I'm back from a family holiday where we spent four nights in Suffolk and three in Norfolk. Whilst this wasn't really a birding holiday as such, there were trips to Minsmere, Titchwell and Holkham, plus a few early morning excursions with my Dad to a few local sites of interest. I won't be doing an exhaustive blog entry, just a summary of all the sightings.
17 April - Lackford Lakes, Suffolk
Egyptian Goose [year tick 149!], Common Tern [year tick 150!], plus Willow Warbler, Blackcap, Chiffchaff, Common Snipe, Barnacle Goose and all of the usual suspects. A Grass Snake was spotted here too.
18 April - Minsmere
Marsh Harrier [year tick 151!], Mediterranean Gull [lifer 208!] [year tick 152!], Sedge Warbler, Sandwich Tern, Ringed Plover [year ticks 153, 154 & 155!], Bearded Tit [lifer 209!] [year tick 156!], Nightingale [lifer 210!] [year tick 157!].
The views of Bearded Tit and Nightingale were brief and a little unsatisfactory. The song of the Nightingale was unforgettable.
19 April - Barnham Cross Common, Norfolk
A short hop across the county border. We visited this site with the hope of picking up Hawfinch and Woodlark. We got neither, but our early start paid dividends when we flushed a Woodcock [year tick 158!] from the side of the road. The only other birds of note were a Willow Warbler and a Linnet.
20 April - Mayday Farm, Thetford
We had several Woodlark [year tick 159!] starting with one at Mayday farm, a displaying bird fifteen minutes later and a pair when we walked through the forest from the Brandon visitor centre. This is the first time I have heard them sing. So different to Skylark and I feel a bit more clued up on them now.
We had a few Tree Pipits [year tick 160!] near Mayday farm and one on the forest walk too. A Red Kite [year tick 161!] was a welcome surprise, but again we had only fleeting views. Credit to my Dad for spotting it.
At the feeding station next to the visitor centre we had Brambling and Siskin. That afternoon we called back via Livermere, which proved to be a wise decision when we had several Stock Dove, Red-Legged Partridge, a Sanderling [year tick 162!], Greenshank [year tick 163!], Ruddy Duck [year tick 164!], many Shelduck, a Common Tern, more Egyptian Geese and two Dunlin. We resolved to visit this site again the next morning.

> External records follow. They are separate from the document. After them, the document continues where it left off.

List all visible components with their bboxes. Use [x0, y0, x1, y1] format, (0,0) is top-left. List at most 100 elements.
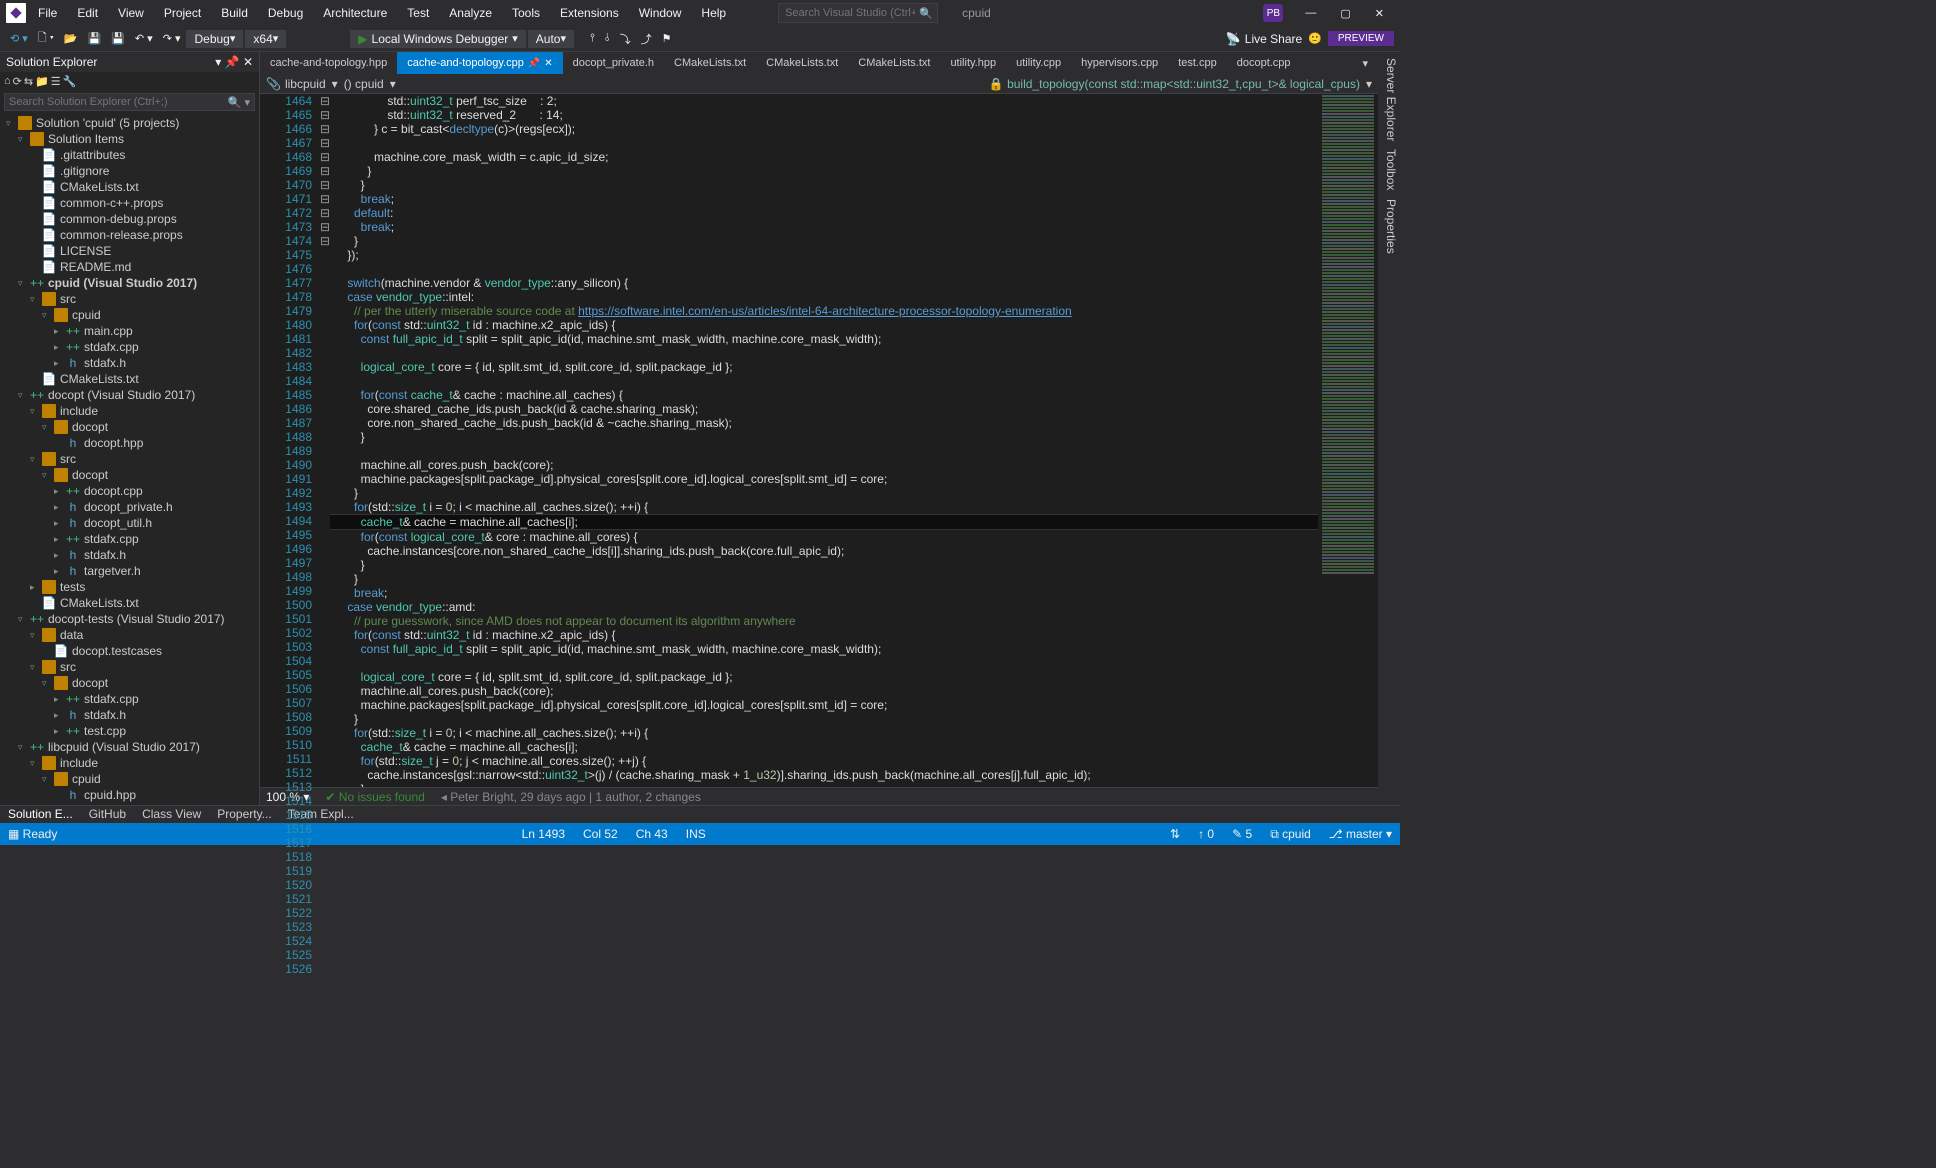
editor-tab[interactable]: utility.hpp	[940, 52, 1006, 74]
refresh-icon[interactable]: ⟳	[13, 75, 22, 88]
tree-node[interactable]: ▿Solution 'cpuid' (5 projects)	[0, 115, 259, 131]
bottom-tab[interactable]: GitHub	[81, 806, 134, 823]
redo-icon[interactable]: ↷ ▾	[159, 30, 185, 47]
tree-node[interactable]: ▸hstdafx.h	[0, 707, 259, 723]
undo-icon[interactable]: ↶ ▾	[131, 30, 157, 47]
tree-node[interactable]: ▿src	[0, 451, 259, 467]
tree-node[interactable]: 📄docopt.testcases	[0, 643, 259, 659]
tree-node[interactable]: ▿include	[0, 755, 259, 771]
tree-node[interactable]: 📄README.md	[0, 259, 259, 275]
pin-icon[interactable]: 📌	[528, 58, 540, 69]
live-share-button[interactable]: 📡 Live Share	[1226, 32, 1302, 46]
tree-node[interactable]: ▿cpuid	[0, 307, 259, 323]
editor-tab[interactable]: docopt_private.h	[563, 52, 664, 74]
rail-tab[interactable]: Toolbox	[1380, 149, 1398, 190]
tree-node[interactable]: ▸++test.cpp	[0, 723, 259, 739]
right-tool-rail[interactable]: Server Explorer Toolbox Properties	[1378, 52, 1400, 805]
tree-node[interactable]: 📄CMakeLists.txt	[0, 595, 259, 611]
tree-node[interactable]: ▸++stdafx.cpp	[0, 531, 259, 547]
tree-node[interactable]: 📄LICENSE	[0, 243, 259, 259]
editor-tab[interactable]: cache-and-topology.hpp	[260, 52, 397, 74]
issues-status[interactable]: ✔ No issues found	[325, 790, 424, 804]
close-button[interactable]: ✕	[1365, 7, 1394, 20]
tree-node[interactable]: ▸tests	[0, 579, 259, 595]
tree-node[interactable]: ▸++stdafx.cpp	[0, 691, 259, 707]
tree-node[interactable]: 📄common-debug.props	[0, 211, 259, 227]
show-all-icon[interactable]: ☰	[51, 75, 61, 88]
editor-tab[interactable]: utility.cpp	[1006, 52, 1071, 74]
breadcrumb-scope[interactable]: () cpuid	[344, 77, 384, 91]
tree-node[interactable]: 📄CMakeLists.txt	[0, 179, 259, 195]
tree-node[interactable]: 📄.gitattributes	[0, 147, 259, 163]
solution-tree[interactable]: ▿Solution 'cpuid' (5 projects)▿Solution …	[0, 113, 259, 805]
tree-node[interactable]: ▿docopt	[0, 419, 259, 435]
tree-node[interactable]: 📄.gitignore	[0, 163, 259, 179]
bottom-tab[interactable]: Solution E...	[0, 806, 81, 823]
changes-count[interactable]: ✎ 5	[1232, 827, 1252, 841]
tree-node[interactable]: ▸hstdafx.h	[0, 355, 259, 371]
tree-node[interactable]: ▿include	[0, 403, 259, 419]
user-avatar[interactable]: PB	[1263, 4, 1283, 22]
step-icon[interactable]: ⫯	[586, 30, 599, 47]
menu-extensions[interactable]: Extensions	[552, 3, 627, 23]
close-icon[interactable]: ✕	[243, 55, 253, 69]
tree-node[interactable]: ▿++docopt (Visual Studio 2017)	[0, 387, 259, 403]
menu-debug[interactable]: Debug	[260, 3, 311, 23]
config-dropdown[interactable]: Debug ▾	[186, 30, 243, 48]
close-icon[interactable]: ✕	[544, 58, 552, 69]
tree-node[interactable]: ▿src	[0, 659, 259, 675]
push-count[interactable]: ↑ 0	[1198, 827, 1214, 841]
step-icon-4[interactable]: ⤴	[637, 29, 656, 49]
collapse-icon[interactable]: 📁	[35, 75, 49, 88]
sync-icon[interactable]: ⇆	[24, 75, 33, 88]
bottom-tab[interactable]: Class View	[134, 806, 209, 823]
menu-architecture[interactable]: Architecture	[315, 3, 395, 23]
debug-target-dropdown[interactable]: Auto ▾	[528, 30, 574, 48]
global-search-input[interactable]	[779, 7, 915, 19]
tree-node[interactable]: ▿docopt	[0, 467, 259, 483]
tree-node[interactable]: ▸htargetver.h	[0, 563, 259, 579]
tree-node[interactable]: ▿data	[0, 627, 259, 643]
new-project-icon[interactable]: 🗋 ▾	[34, 27, 58, 50]
code-content[interactable]: std::uint32_t perf_tsc_size : 2; std::ui…	[330, 94, 1318, 787]
tree-node[interactable]: ▸++main.cpp	[0, 323, 259, 339]
solution-search[interactable]: 🔍 ▾	[4, 93, 255, 111]
menu-tools[interactable]: Tools	[504, 3, 548, 23]
rail-tab[interactable]: Properties	[1380, 199, 1398, 254]
tree-node[interactable]: ▿docopt	[0, 675, 259, 691]
tree-node[interactable]: ▸hdocopt_private.h	[0, 499, 259, 515]
pin-icon[interactable]: ▾ 📌	[215, 55, 239, 69]
editor-tab[interactable]: CMakeLists.txt	[664, 52, 756, 74]
editor-tab[interactable]: hypervisors.cpp	[1071, 52, 1168, 74]
step-icon-2[interactable]: ⫰	[601, 30, 614, 47]
tree-node[interactable]: ▸hstdafx.h	[0, 547, 259, 563]
editor-tab[interactable]: docopt.cpp	[1227, 52, 1301, 74]
breadcrumb-project[interactable]: 📎 libcpuid	[266, 77, 326, 91]
rail-tab[interactable]: Server Explorer	[1380, 58, 1398, 141]
feedback-icon[interactable]: 🙂	[1304, 30, 1326, 47]
menu-help[interactable]: Help	[693, 3, 734, 23]
step-icon-3[interactable]: ⤵	[616, 29, 635, 49]
run-debugger-button[interactable]: ▶ Local Windows Debugger ▾	[350, 30, 526, 48]
branch-name[interactable]: ⎇ master ▾	[1329, 827, 1392, 841]
tree-node[interactable]: ▿cpuid	[0, 771, 259, 787]
flag-icon[interactable]: ⚑	[658, 30, 676, 47]
tree-node[interactable]: 📄common-c++.props	[0, 195, 259, 211]
tree-node[interactable]: 📄common-release.props	[0, 227, 259, 243]
tree-node[interactable]: ▿src	[0, 291, 259, 307]
fold-column[interactable]: ⊟⊟ ⊟ ⊟ ⊟ ⊟ ⊟ ⊟ ⊟ ⊟ ⊟	[320, 94, 330, 787]
solution-search-input[interactable]	[5, 94, 224, 110]
breadcrumb-symbol[interactable]: 🔒 build_topology(const std::map<std::uin…	[989, 77, 1360, 91]
tree-node[interactable]: ▿Solution Items	[0, 131, 259, 147]
open-icon[interactable]: 📂	[60, 30, 82, 47]
breadcrumb-bar[interactable]: 📎 libcpuid ▾ () cpuid ▾ 🔒 build_topology…	[260, 74, 1378, 94]
platform-dropdown[interactable]: x64 ▾	[245, 30, 286, 48]
editor-tab[interactable]: test.cpp	[1168, 52, 1227, 74]
menu-window[interactable]: Window	[631, 3, 690, 23]
tree-node[interactable]: ▿++cpuid (Visual Studio 2017)	[0, 275, 259, 291]
menu-project[interactable]: Project	[156, 3, 209, 23]
tree-node[interactable]: ▿++docopt-tests (Visual Studio 2017)	[0, 611, 259, 627]
menu-edit[interactable]: Edit	[69, 3, 106, 23]
save-icon[interactable]: 💾	[83, 30, 105, 47]
tab-overflow-icon[interactable]: ▾	[1352, 52, 1378, 74]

21 April - Livermere, Suffolk
Common Whitethroat [year tick 165!], about 20 Corn Bunting, a reasonable flock of Fieldfare and more Linnets. A great little place.
21 April - Weeting Heath
Stone Curlew [lifer 211!] [year tick 166!].
21 April - Hunstanton
Common Gull, Curlew, Sanderling, presumed Black-Tailed Godwits, Knot, Ringed Plover, Grey Plover, Fulmar, Turnstone and Avocet. Tricky light conditions made identification a little difficult.
22 April - Holkham
Twite [year tick 167!], Ringed Plover, Egyptian Goose, Sanderling and the obligatory Skylarks and Meadow Pipits were noted. A short walk through Holkham Pines turned up Marsh Harrier, Little Egret, Blackcap, more Twite, and a Grasshopper Warbler was heard, as was Cetti's Warbler and Sedge Warbler.
22 April - Titchwell
Sedge Warbler, Spotted Redshank in breeding plumage, Ruff, Sanderling, Grey Plover, Marsh Harrier, better views of Bearded Tit, Snipe, a few Brambling including a male in full breeding plumage, Siskin, Lesser Redpoll and Common Gull.
23 April - Wolferton
My birthday. Notable for its absence of any decent birding. We tried for Golden Pheasant at the Wolferton triangle early morning and dipped, though we did hear one or two birds calling.
24 April - Snettisham
A very brief visit to the first hide. House Martin [year tick 168!], Wheatear and many waders were seen. A Purple Sandpiper had been reported, but we didn't see it. A Bar-Tailed Godwit was the first definite sighting of the trip. Whitethroats and Sedge Warblers were noted on the way to the hide.
In summary, a really good break with some excellent and unexpected sightings. I thoroughly enjoyed it. Thanks to Sharon and the mums for putting up with all the birding!
The Mistle Epistle
On returning home, I incurred the wrath of the Mistle Thrushes by having a nose in their nest. There are four eggs in there, exactly the same number as when I left last Thursday, so I haven't missed too much.
Whilst away, I was fortunate enough to see newly-hatched Coots, Mallard, Greylag Geese and Robins, so hopefully my thrushes won't be too far behind.